インセは、喋れないのかと思えば喋れる生き物らしい。
寡黙なようで滅多に口は開かないが、それでも理央が話しかければすぐに返事をするところを見ると、人間との交流に偏見とかは持ってないみたいだ。


理央が今朝早くに裏山に出かけ、インセを見つけて帰って来てから少し時間が経ち、昼時になった。



「理央、腹減っただろう。ごはん食べるか?」

「食べるー!!」

「よぉし来た」


今日は前々から、理央の大好物であるオムライスを作ってやる約束をしていた。
なので冷蔵庫から卵やケチャップ、豚肉を取り出して昼食の用意を始める。
するとそこで、リビングに遠慮がちに腰を下ろしているインセの元に駆け寄った理央が話す声が耳に入って来る



「ねえ! インセは何が好きなの?」


…確かにそれは気になる。と言うか、気にしなくてはいけないことだ。包丁を持つ手を止めて二人の会話に耳を傾ける。

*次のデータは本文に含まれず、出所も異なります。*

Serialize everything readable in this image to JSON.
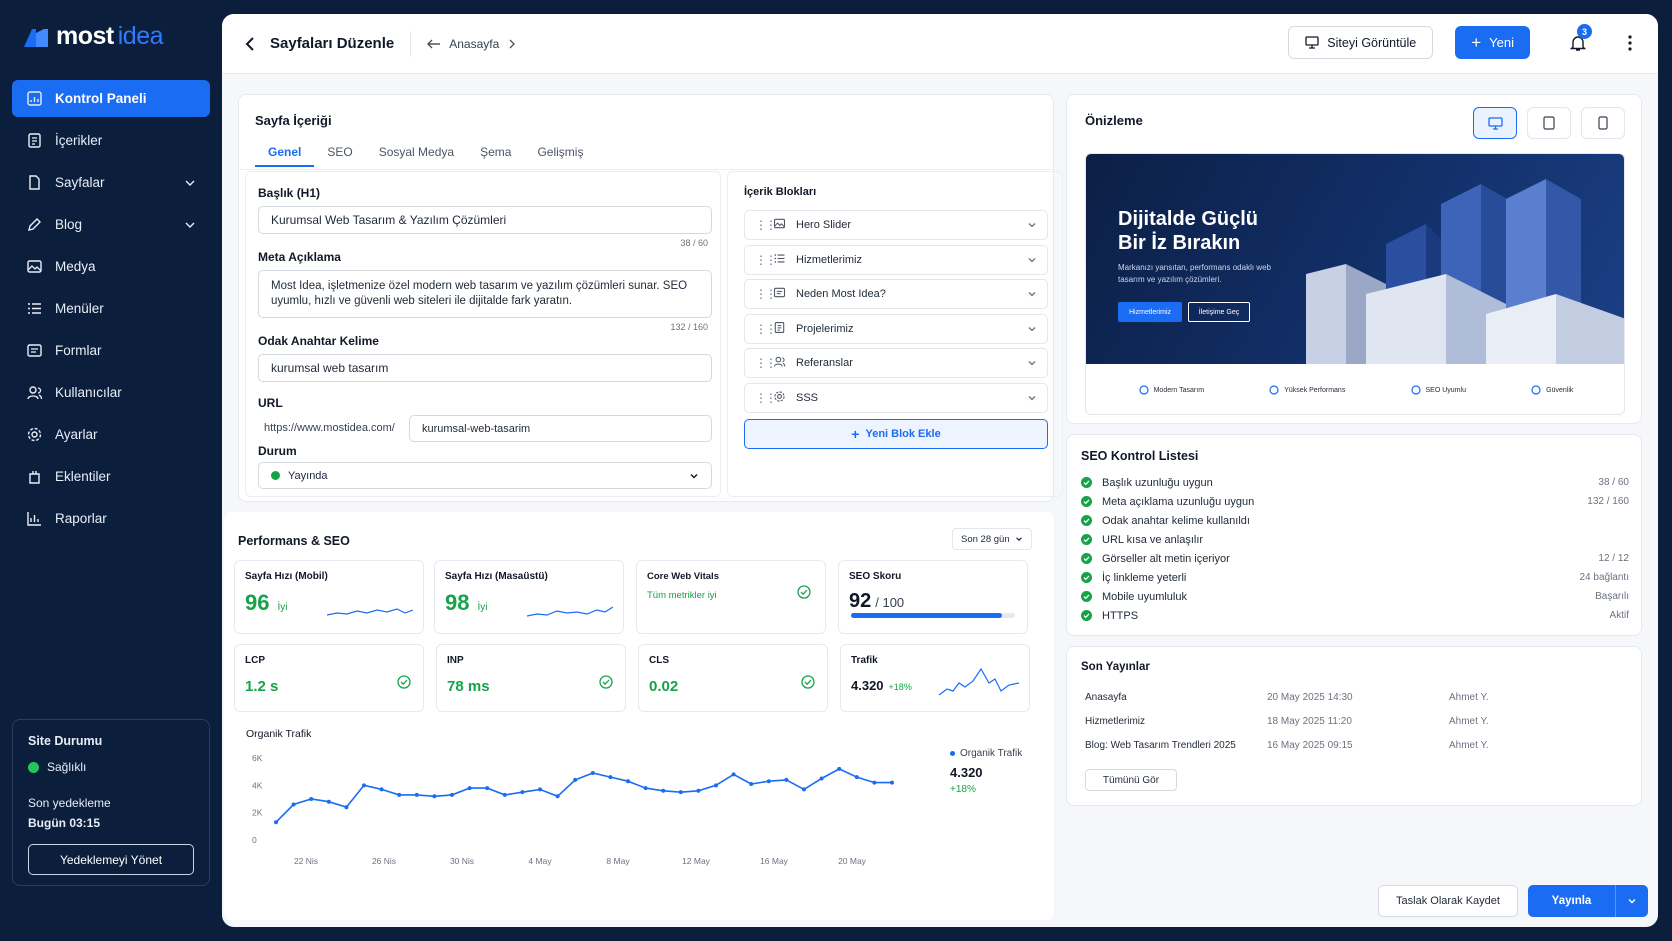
{
  "brand": {
    "part1": "most",
    "part2": "idea"
  },
  "sidebar": {
    "items": [
      {
        "label": "Kontrol Paneli",
        "icon": "dashboard-icon",
        "active": true,
        "chev": false
      },
      {
        "label": "İçerikler",
        "icon": "document-icon",
        "active": false,
        "chev": false
      },
      {
        "label": "Sayfalar",
        "icon": "file-icon",
        "active": false,
        "chev": true
      },
      {
        "label": "Blog",
        "icon": "pen-icon",
        "active": false,
        "chev": true
      },
      {
        "label": "Medya",
        "icon": "image-icon",
        "active": false,
        "chev": false
      },
      {
        "label": "Menüler",
        "icon": "list-icon",
        "active": false,
        "chev": false
      },
      {
        "label": "Formlar",
        "icon": "form-icon",
        "active": false,
        "chev": false
      },
      {
        "label": "Kullanıcılar",
        "icon": "users-icon",
        "active": false,
        "chev": false
      },
      {
        "label": "Ayarlar",
        "icon": "gear-icon",
        "active": false,
        "chev": false
      },
      {
        "label": "Eklentiler",
        "icon": "plugin-icon",
        "active": false,
        "chev": false
      },
      {
        "label": "Raporlar",
        "icon": "chart-icon",
        "active": false,
        "chev": false
      }
    ],
    "status": {
      "title": "Site Durumu",
      "health": "Sağlıklı",
      "backup_label": "Son yedekleme",
      "backup_time": "Bugün 03:15",
      "manage_button": "Yedeklemeyi Yönet"
    }
  },
  "topbar": {
    "title": "Sayfaları Düzenle",
    "breadcrumb": "Anasayfa",
    "view_site": "Siteyi Görüntüle",
    "new_button": "Yeni",
    "notif_count": "3"
  },
  "content": {
    "title": "Sayfa İçeriği",
    "tabs": [
      "Genel",
      "SEO",
      "Sosyal Medya",
      "Şema",
      "Gelişmiş"
    ],
    "heading_label": "Başlık (H1)",
    "heading_value": "Kurumsal Web Tasarım & Yazılım Çözümleri",
    "heading_count": "38 / 60",
    "meta_label": "Meta Açıklama",
    "meta_value": "Most Idea, işletmenize özel modern web tasarım ve yazılım çözümleri sunar. SEO uyumlu, hızlı ve güvenli web siteleri ile dijitalde fark yaratın.",
    "meta_count": "132 / 160",
    "keyword_label": "Odak Anahtar Kelime",
    "keyword_value": "kurumsal web tasarım",
    "url_label": "URL",
    "url_prefix": "https://www.mostidea.com/",
    "url_slug": "kurumsal-web-tasarim",
    "status_label": "Durum",
    "status_value": "Yayında"
  },
  "blocks": {
    "title": "İçerik Blokları",
    "items": [
      "Hero Slider",
      "Hizmetlerimiz",
      "Neden Most Idea?",
      "Projelerimiz",
      "Referanslar",
      "SSS"
    ],
    "add_button": "Yeni Blok Ekle"
  },
  "preview": {
    "title": "Önizleme",
    "hero_title_1": "Dijitalde Güçlü",
    "hero_title_2": "Bir İz Bırakın",
    "hero_sub": "Markanızı yansıtan, performans odaklı web tasarım ve yazılım çözümleri.",
    "btn1": "Hizmetlerimiz",
    "btn2": "İletişime Geç",
    "features": [
      "Modern Tasarım",
      "Yüksek Performans",
      "SEO Uyumlu",
      "Güvenlik"
    ]
  },
  "performance": {
    "title": "Performans & SEO",
    "range": "Son 28 gün",
    "metrics": {
      "mobile": {
        "label": "Sayfa Hızı (Mobil)",
        "value": "96",
        "status": "İyi"
      },
      "desktop": {
        "label": "Sayfa Hızı (Masaüstü)",
        "value": "98",
        "status": "İyi"
      },
      "cwv": {
        "label": "Core Web Vitals",
        "status": "Tüm metrikler iyi"
      },
      "seo": {
        "label": "SEO Skoru",
        "value": "92",
        "suffix": "/ 100",
        "progress": 0.92
      },
      "lcp": {
        "label": "LCP",
        "value": "1.2 s"
      },
      "inp": {
        "label": "INP",
        "value": "78 ms"
      },
      "cls": {
        "label": "CLS",
        "value": "0.02"
      },
      "traffic": {
        "label": "Trafik",
        "value": "4.320",
        "delta": "+18%"
      }
    }
  },
  "chart_data": {
    "type": "line",
    "title": "Organik Trafik",
    "x_ticks": [
      "22 Nis",
      "26 Nis",
      "30 Nis",
      "4 May",
      "8 May",
      "12 May",
      "16 May",
      "20 May"
    ],
    "y_ticks": [
      "0",
      "2K",
      "4K",
      "6K"
    ],
    "ylim": [
      0,
      6000
    ],
    "series": [
      {
        "name": "Organik Trafik",
        "values": [
          1300,
          2600,
          3000,
          2800,
          2400,
          4000,
          3700,
          3300,
          3300,
          3200,
          3300,
          3800,
          3800,
          3300,
          3500,
          3700,
          3200,
          4400,
          4900,
          4600,
          4300,
          3800,
          3600,
          3500,
          3600,
          4000,
          4800,
          4100,
          4300,
          4400,
          3700,
          4500,
          5200,
          4600,
          4200,
          4200
        ]
      }
    ],
    "legend_value": "4.320",
    "legend_delta": "+18%"
  },
  "seo_checklist": {
    "title": "SEO Kontrol Listesi",
    "items": [
      {
        "label": "Başlık uzunluğu uygun",
        "value": "38 / 60"
      },
      {
        "label": "Meta açıklama uzunluğu uygun",
        "value": "132 / 160"
      },
      {
        "label": "Odak anahtar kelime kullanıldı",
        "value": ""
      },
      {
        "label": "URL kısa ve anlaşılır",
        "value": ""
      },
      {
        "label": "Görseller alt metin içeriyor",
        "value": "12 / 12"
      },
      {
        "label": "İç linkleme yeterli",
        "value": "24 bağlantı"
      },
      {
        "label": "Mobile uyumluluk",
        "value": "Başarılı"
      },
      {
        "label": "HTTPS",
        "value": "Aktif"
      }
    ]
  },
  "recent": {
    "title": "Son Yayınlar",
    "rows": [
      {
        "page": "Anasayfa",
        "date": "20 May 2025 14:30",
        "author": "Ahmet Y."
      },
      {
        "page": "Hizmetlerimiz",
        "date": "18 May 2025 11:20",
        "author": "Ahmet Y."
      },
      {
        "page": "Blog: Web Tasarım Trendleri 2025",
        "date": "16 May 2025 09:15",
        "author": "Ahmet Y."
      }
    ],
    "see_all": "Tümünü Gör"
  },
  "footer": {
    "draft": "Taslak Olarak Kaydet",
    "publish": "Yayınla"
  },
  "colors": {
    "accent": "#1a6cf2",
    "success": "#16a34a",
    "sidebar_bg": "#0b1f3d"
  }
}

にじり寄る理央の顔をジッと見つめているインセは、黙ったままだ。
尚も理央が言い募った



「インセって、なにが食べられるの?」

『……………人間』

(!!??)

『の作った物も飲食可能だが、出来れば自然に成っているものの方が好ましい』

「で、ですよねぇー!!!」

「おとうさん、どうしたの?? ――てことは、インセは何でも食べられるってこと?」

『そうなる。好き嫌いはしない』

「へぇー!偉いね、インセは。ぼくなんてチーズも嫌いだしマヨネーズも苦手だし牛肉も嫌いなのにー!」

『…しっかり食べないと大きくなれないぞ、理央』

「むーそれお父さんにも言われるー」



良かった、人間食べるとか言われたら理央の体を抱えて逃げるとこだったぞインセよ…。